BertrandRussell · 22/08/2017 07:14

Not everyone can just tell work they can't do things. Is saying no an option, OP? Has he tried to delay/cancel?

Sirzy · 22/08/2017 07:17

It depends on the job a lot too some jobs it simply isn't an option not to go.

I would look at going down the nanny route, or can a relative or friend fly over to help for a short while?

If he has to go then he needs to help you find a way to be supported at the same time

welshweasel · 22/08/2017 07:19

My DH had to go away at a similar time (only for a night though). I also had a section at 35 weeks so understand how you're feeling. I arranged for a friend to come and stay, which made me feel better about it. To be honest though, it was good for me, it made me realise that I could cope well on my own.

zzzzz · 22/08/2017 07:20

This reply has been deleted

Message withdrawn at poster's request.

GraceGrape · 22/08/2017 07:23

My DH took my DSS away for a few days 3 weeks after DD1 was born by CS. It was his week to have him and we thought it would be good for DH to spend some time with him on his own. I was able to go to my parents' house though. If there is no other support for you (in-laws?) I think he should do his best to minimise the time away.

endofthelinefinally · 22/08/2017 07:25

If he really has to go, HE should have organised proper care for you.
You have had major abdominal surgery, complicated by infection. You have a newborn to care for.
Of course you need care and support.
Fair enough if he can't do it, but he absolutely should have organised and paid for a competent person to stay with you.

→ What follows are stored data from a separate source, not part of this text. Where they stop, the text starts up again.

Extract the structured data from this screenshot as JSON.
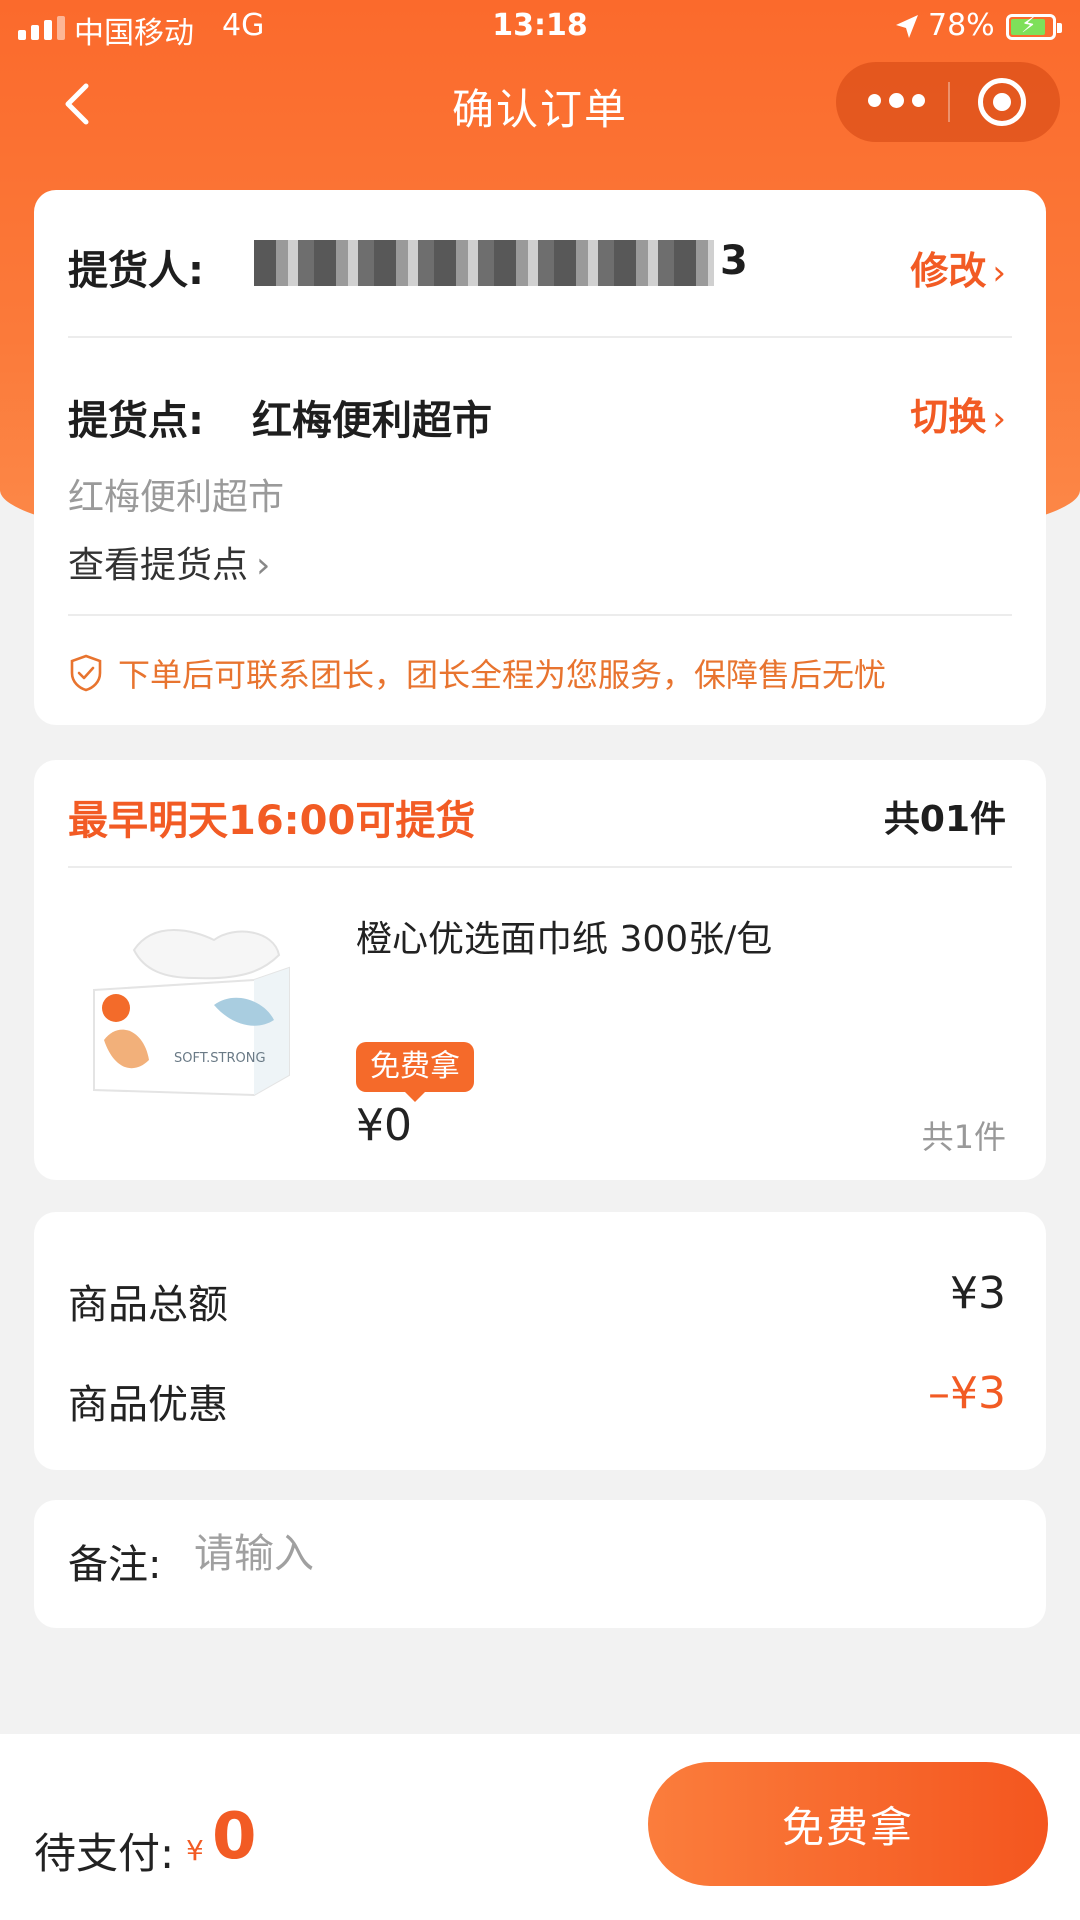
{
  "status_bar": {
    "carrier": "中国移动",
    "network": "4G",
    "time": "13:18",
    "battery": "78%"
  },
  "nav": {
    "title": "确认订单",
    "back_icon": "chevron-left-icon",
    "more_icon": "more-dots-icon",
    "close_icon": "target-circle-icon"
  },
  "pickup_card": {
    "picker_label": "提货人:",
    "picker_suffix": "3",
    "edit_label": "修改",
    "location_label": "提货点:",
    "location_name": "红梅便利超市",
    "switch_label": "切换",
    "location_subtitle": "红梅便利超市",
    "view_location": "查看提货点",
    "notice": "下单后可联系团长，团长全程为您服务，保障售后无忧"
  },
  "order_card": {
    "pickup_time": "最早明天16:00可提货",
    "total_count": "共01件",
    "product": {
      "name": "橙心优选面巾纸 300张/包",
      "badge": "免费拿",
      "price": "¥0",
      "count": "共1件",
      "image_text": "SOFT.STRONG"
    }
  },
  "summary_card": {
    "total_label": "商品总额",
    "total_value": "¥3",
    "discount_label": "商品优惠",
    "discount_value": "–¥3"
  },
  "note_card": {
    "label": "备注:",
    "placeholder": "请输入"
  },
  "bottom_bar": {
    "pay_label": "待支付:",
    "currency": "¥",
    "amount": "0",
    "button_label": "免费拿"
  },
  "colors": {
    "accent": "#f25b24",
    "header": "#fb6a2c"
  }
}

FlyingElbows · 22/08/2017 07:25

Oh do fuck off with your "worker bees" rubbish, Increasinglymiddleaged. Not everyone has the luxury of paternity leave. My husband returned to work the day after each of our children was born because if he doesn't work we don't eat. Not everyone is a salaried employee with a contract. Astonishingly enough we survived and op you'll survive too. It's not ideal but if you've got family for support then use them. If not look in to hiring professional support.

5rivers7hills · 22/08/2017 07:26

I don't think going away is an issue as losing as he puts in place appropriate support for you for the hose three days.

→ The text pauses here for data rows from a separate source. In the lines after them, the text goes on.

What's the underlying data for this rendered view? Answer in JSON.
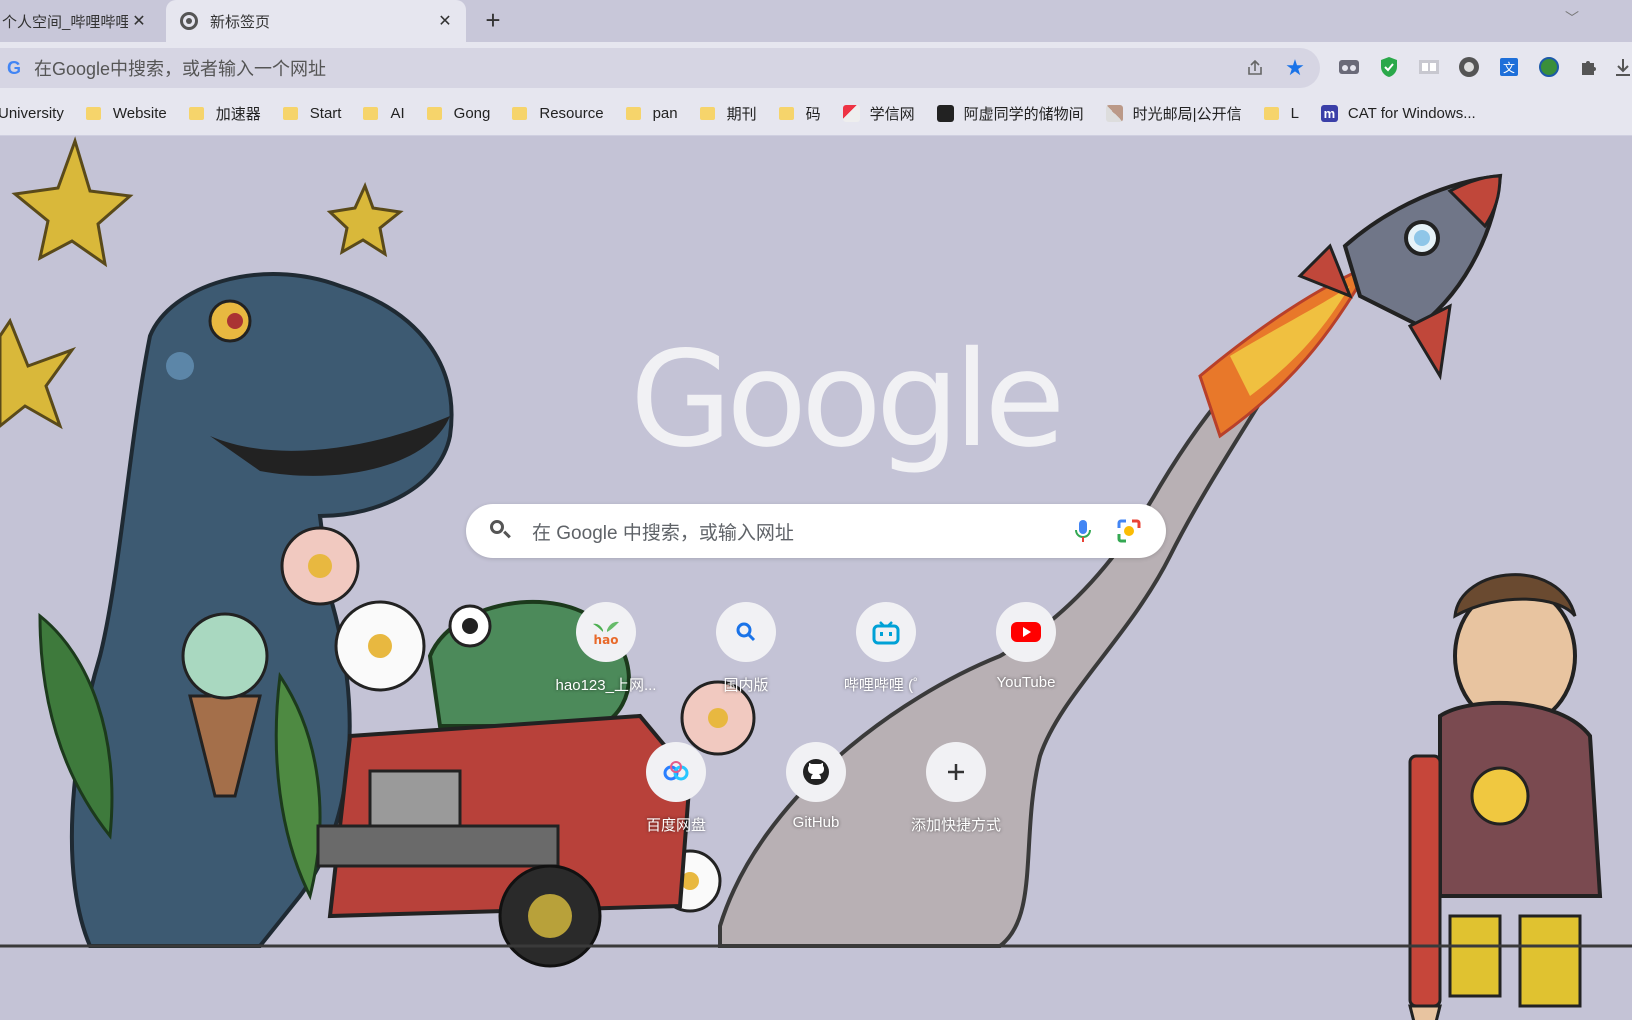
{
  "tabs": [
    {
      "title": "个人空间_哔哩哔哩",
      "active": false
    },
    {
      "title": "新标签页",
      "active": true
    }
  ],
  "omnibox": {
    "placeholder": "在Google中搜索，或者输入一个网址"
  },
  "bookmarks": [
    {
      "label": "University",
      "type": "folder"
    },
    {
      "label": "Website",
      "type": "folder"
    },
    {
      "label": "加速器",
      "type": "folder"
    },
    {
      "label": "Start",
      "type": "folder"
    },
    {
      "label": "AI",
      "type": "folder"
    },
    {
      "label": "Gong",
      "type": "folder"
    },
    {
      "label": "Resource",
      "type": "folder"
    },
    {
      "label": "pan",
      "type": "folder"
    },
    {
      "label": "期刊",
      "type": "folder"
    },
    {
      "label": "码",
      "type": "folder"
    },
    {
      "label": "学信网",
      "type": "site"
    },
    {
      "label": "阿虚同学的储物间",
      "type": "site"
    },
    {
      "label": "时光邮局|公开信",
      "type": "site"
    },
    {
      "label": "L",
      "type": "folder"
    },
    {
      "label": "CAT for Windows...",
      "type": "site"
    }
  ],
  "ntp": {
    "logo": "Google",
    "search_placeholder": "在 Google 中搜索，或输入网址",
    "shortcuts": [
      {
        "label": "hao123_上网...",
        "icon": "hao123-icon"
      },
      {
        "label": "国内版",
        "icon": "bing-search-icon"
      },
      {
        "label": "哔哩哔哩 (゜",
        "icon": "bilibili-icon"
      },
      {
        "label": "YouTube",
        "icon": "youtube-icon"
      },
      {
        "label": "百度网盘",
        "icon": "baidu-pan-icon"
      },
      {
        "label": "GitHub",
        "icon": "github-icon"
      },
      {
        "label": "添加快捷方式",
        "icon": "plus-icon"
      }
    ]
  },
  "colors": {
    "background": "#c4c3d6",
    "toolbar": "#e6e6ef",
    "accent_star": "#1a73e8",
    "youtube_red": "#ff0000",
    "bilibili_blue": "#00a1d6"
  }
}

CosmicPineapple · 22/08/2017 07:26

If he has a choice and could delay/not go then YANBU.

If he has no choice and the trip is part of his job then YABU to be angry with him. Its not his fault.

When did your DP first leave you alone after birth?

DH went back to working nights 1 week after my csec with twins. It was fine I could walk and pick up the babies but I did not have an infection so different to your recovery.

He should help organise a nanny or mothers help if he has to work OP.